It is no secret that band flute players struggle with sounding thin, shrill, sharp and squeaky in the third octave. Knowing alternate fingerings to correct pitch can help, but won’t entirely solve the problem. What do you need to know to help them overcome these tendencies? The answers lie in what you can show your students regarding embouchure, air speed and a supported air column.
- “Looser lower, tighter higher” is a myth with regard to flute embouchure. A close corollary is “warm air low, cold air high”. Neither is correct or even accurate. How it really works is that basically the size of the aperture is pretty consistent from octave to octave. What is changing is how the air is being directed, higher or lower, with the lips moving independently of each other. Reach with your top lip to blow down more in lower octave or playing forte, push the bottom lip more forward to raise air stream to go up the octave and correct flatness when playing softly.
- Place the flute lower on the chin and open the blow hole slightly. No more than a third of the blow hole should be covered by the bottom lip. This increases the transit time (the time from which the air exits the lips to when the air strikes the blowing edge), which increases resonance and depth of tone.
- To create an open resonant tone in all octaves is the most compelling reason why you want to teach students to bring the flute up into place on their chin rather than the old “kiss and roll” method. The “kiss and roll” places the flute too high on the lip, with a small, thin, shrill sound being the result.
- Teach your students to open their teeth and relax their throat behind their embouchure. The flute needs to rest against your chin and consequently, your bottom teeth, but the jaw and throat need to be relaxed and open as possible. (Shhhh….Don’t tell the orthodontists, but I frequently tell students wearing rubber bands on braces to take them off when playing so they can relax their jaw, provided they put them back in as soon as they are done playing.)

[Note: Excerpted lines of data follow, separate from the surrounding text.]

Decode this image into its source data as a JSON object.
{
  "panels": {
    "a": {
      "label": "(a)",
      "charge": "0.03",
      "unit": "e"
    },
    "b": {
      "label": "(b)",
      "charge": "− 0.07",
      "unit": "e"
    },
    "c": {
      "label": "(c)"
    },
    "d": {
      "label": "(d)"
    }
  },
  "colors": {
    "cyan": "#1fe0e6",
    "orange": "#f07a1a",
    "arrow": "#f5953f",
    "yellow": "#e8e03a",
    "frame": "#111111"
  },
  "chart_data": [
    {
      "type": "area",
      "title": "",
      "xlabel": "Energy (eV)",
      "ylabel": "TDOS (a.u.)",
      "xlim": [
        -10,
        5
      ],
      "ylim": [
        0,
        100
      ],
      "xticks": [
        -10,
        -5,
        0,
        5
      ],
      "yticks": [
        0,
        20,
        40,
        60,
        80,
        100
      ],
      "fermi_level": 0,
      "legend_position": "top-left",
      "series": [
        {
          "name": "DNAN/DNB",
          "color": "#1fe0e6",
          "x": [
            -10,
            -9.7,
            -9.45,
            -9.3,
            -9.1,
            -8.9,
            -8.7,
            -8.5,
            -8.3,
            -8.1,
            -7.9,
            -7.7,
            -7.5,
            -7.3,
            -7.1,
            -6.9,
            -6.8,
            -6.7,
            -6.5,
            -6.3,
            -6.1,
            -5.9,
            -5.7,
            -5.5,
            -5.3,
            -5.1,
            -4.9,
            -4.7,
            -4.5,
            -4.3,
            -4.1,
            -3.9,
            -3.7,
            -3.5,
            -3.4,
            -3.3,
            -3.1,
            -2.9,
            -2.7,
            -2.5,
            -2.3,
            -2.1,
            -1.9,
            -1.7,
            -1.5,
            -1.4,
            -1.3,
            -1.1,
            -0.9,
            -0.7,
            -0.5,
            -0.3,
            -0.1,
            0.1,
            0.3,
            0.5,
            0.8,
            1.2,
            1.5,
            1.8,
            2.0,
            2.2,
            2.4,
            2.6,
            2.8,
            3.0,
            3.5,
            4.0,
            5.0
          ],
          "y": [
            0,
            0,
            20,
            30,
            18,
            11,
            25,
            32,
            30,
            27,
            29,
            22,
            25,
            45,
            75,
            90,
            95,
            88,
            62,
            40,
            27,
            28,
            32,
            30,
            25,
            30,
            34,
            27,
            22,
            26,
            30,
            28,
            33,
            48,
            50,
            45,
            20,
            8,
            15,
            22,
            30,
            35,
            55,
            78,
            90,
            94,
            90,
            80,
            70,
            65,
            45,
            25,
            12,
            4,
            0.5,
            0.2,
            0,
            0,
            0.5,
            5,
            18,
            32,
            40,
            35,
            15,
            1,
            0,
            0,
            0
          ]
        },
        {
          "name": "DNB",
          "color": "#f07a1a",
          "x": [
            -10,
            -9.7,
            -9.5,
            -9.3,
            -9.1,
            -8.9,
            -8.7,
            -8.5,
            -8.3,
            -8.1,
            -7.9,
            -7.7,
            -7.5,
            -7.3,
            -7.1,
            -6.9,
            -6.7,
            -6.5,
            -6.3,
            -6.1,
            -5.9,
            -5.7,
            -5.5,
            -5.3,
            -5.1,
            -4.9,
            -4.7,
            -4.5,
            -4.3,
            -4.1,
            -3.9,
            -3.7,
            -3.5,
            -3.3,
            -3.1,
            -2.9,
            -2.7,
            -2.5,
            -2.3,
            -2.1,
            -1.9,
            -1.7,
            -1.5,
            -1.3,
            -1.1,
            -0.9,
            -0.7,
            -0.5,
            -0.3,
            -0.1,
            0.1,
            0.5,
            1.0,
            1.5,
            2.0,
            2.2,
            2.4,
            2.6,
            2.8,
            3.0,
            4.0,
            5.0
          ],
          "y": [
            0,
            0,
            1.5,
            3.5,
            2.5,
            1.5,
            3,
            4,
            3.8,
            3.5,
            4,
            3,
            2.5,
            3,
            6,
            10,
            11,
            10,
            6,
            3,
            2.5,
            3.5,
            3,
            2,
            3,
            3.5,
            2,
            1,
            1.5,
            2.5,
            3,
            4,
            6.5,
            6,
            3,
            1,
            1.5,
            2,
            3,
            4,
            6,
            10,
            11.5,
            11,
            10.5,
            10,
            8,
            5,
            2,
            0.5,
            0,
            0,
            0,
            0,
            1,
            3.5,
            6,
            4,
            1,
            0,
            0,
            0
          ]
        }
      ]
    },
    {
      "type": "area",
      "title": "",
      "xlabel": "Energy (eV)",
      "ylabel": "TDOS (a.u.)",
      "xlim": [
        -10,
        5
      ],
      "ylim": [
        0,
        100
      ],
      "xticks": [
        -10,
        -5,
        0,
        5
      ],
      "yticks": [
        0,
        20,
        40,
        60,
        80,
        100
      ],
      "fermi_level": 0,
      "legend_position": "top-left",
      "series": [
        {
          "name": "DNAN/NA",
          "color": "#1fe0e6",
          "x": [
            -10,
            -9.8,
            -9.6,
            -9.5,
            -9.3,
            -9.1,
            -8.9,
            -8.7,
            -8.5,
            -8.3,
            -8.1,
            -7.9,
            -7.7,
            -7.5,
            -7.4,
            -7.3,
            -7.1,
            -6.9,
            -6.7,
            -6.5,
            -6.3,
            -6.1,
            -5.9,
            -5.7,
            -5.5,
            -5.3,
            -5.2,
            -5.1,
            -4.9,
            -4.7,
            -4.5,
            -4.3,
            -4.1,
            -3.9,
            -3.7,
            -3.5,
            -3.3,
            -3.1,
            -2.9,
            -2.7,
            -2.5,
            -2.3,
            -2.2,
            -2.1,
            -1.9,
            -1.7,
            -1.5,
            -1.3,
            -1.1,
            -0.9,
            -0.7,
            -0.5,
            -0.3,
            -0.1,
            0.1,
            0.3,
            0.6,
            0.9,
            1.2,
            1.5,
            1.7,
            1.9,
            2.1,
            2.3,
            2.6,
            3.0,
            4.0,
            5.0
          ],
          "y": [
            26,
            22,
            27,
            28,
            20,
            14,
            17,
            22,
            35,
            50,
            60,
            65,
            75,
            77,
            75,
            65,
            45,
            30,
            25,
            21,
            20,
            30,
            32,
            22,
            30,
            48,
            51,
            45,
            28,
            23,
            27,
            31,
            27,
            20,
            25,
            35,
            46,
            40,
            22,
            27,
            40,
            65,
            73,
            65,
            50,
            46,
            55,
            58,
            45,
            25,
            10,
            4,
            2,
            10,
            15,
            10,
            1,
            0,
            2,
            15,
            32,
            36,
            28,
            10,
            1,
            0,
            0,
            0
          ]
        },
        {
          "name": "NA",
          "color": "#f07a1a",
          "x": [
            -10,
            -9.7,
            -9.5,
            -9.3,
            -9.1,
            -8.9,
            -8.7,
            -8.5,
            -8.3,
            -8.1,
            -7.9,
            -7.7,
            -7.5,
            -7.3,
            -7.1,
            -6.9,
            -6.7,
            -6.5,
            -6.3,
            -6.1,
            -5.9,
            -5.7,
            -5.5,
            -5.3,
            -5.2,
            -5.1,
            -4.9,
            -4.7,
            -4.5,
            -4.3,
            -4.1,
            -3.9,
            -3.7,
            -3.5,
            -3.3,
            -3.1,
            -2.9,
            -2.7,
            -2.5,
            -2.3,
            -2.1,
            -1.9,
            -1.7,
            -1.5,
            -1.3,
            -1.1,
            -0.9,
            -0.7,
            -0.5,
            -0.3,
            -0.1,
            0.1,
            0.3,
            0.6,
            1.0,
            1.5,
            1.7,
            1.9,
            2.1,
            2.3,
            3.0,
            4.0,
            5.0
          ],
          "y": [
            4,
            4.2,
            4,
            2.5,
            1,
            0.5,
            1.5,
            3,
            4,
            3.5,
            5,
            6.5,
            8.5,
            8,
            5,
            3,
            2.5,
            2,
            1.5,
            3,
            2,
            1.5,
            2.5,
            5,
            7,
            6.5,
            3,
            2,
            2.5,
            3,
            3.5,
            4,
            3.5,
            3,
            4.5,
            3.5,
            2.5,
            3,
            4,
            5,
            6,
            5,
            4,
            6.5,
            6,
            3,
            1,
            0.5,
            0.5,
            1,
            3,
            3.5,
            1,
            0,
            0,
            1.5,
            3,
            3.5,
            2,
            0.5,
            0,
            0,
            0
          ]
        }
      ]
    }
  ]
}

- BLOW, doggone it! Let me qualify this….there is a big difference between the quantity of air and the speed of the air. The quantity of air has to do with dynamics. On the other hand, the speed of the air is pretty consistent in all registers and at any dynamic level. The speed of the air is controlled by our supporting muscles (abdominals and muscles of the pelvic floor). Providing the supporting muscles are driving the air column, one can maintain an open, clear sound in any octave or at any dynamic.
- Students often think they can “support” their sound with their lips. They pinch or bite down on the aperture, clench their teeth or close their throat rather than use their supporting muscles. Think of how a garden hose works. The actual water pressure come from pumps that are far removed from the nozzle of the hose. The nozzle is responsible for directing the water wherever it is needed. If you close down the nozzle most of the way, the water sprays out in a wide pattern. If you open the nozzle most of the way, you get a strong directed stream of water because of the force of the water pressure.
Bottom line? The basis of good tone in the third octave is based on developing a good tone in the other two octaves. You can’t really separate the third octave out as a separate entity. If you have a strong, supported tone in the lower octaves, you will have an open, clear and supported sound in the third octave as well.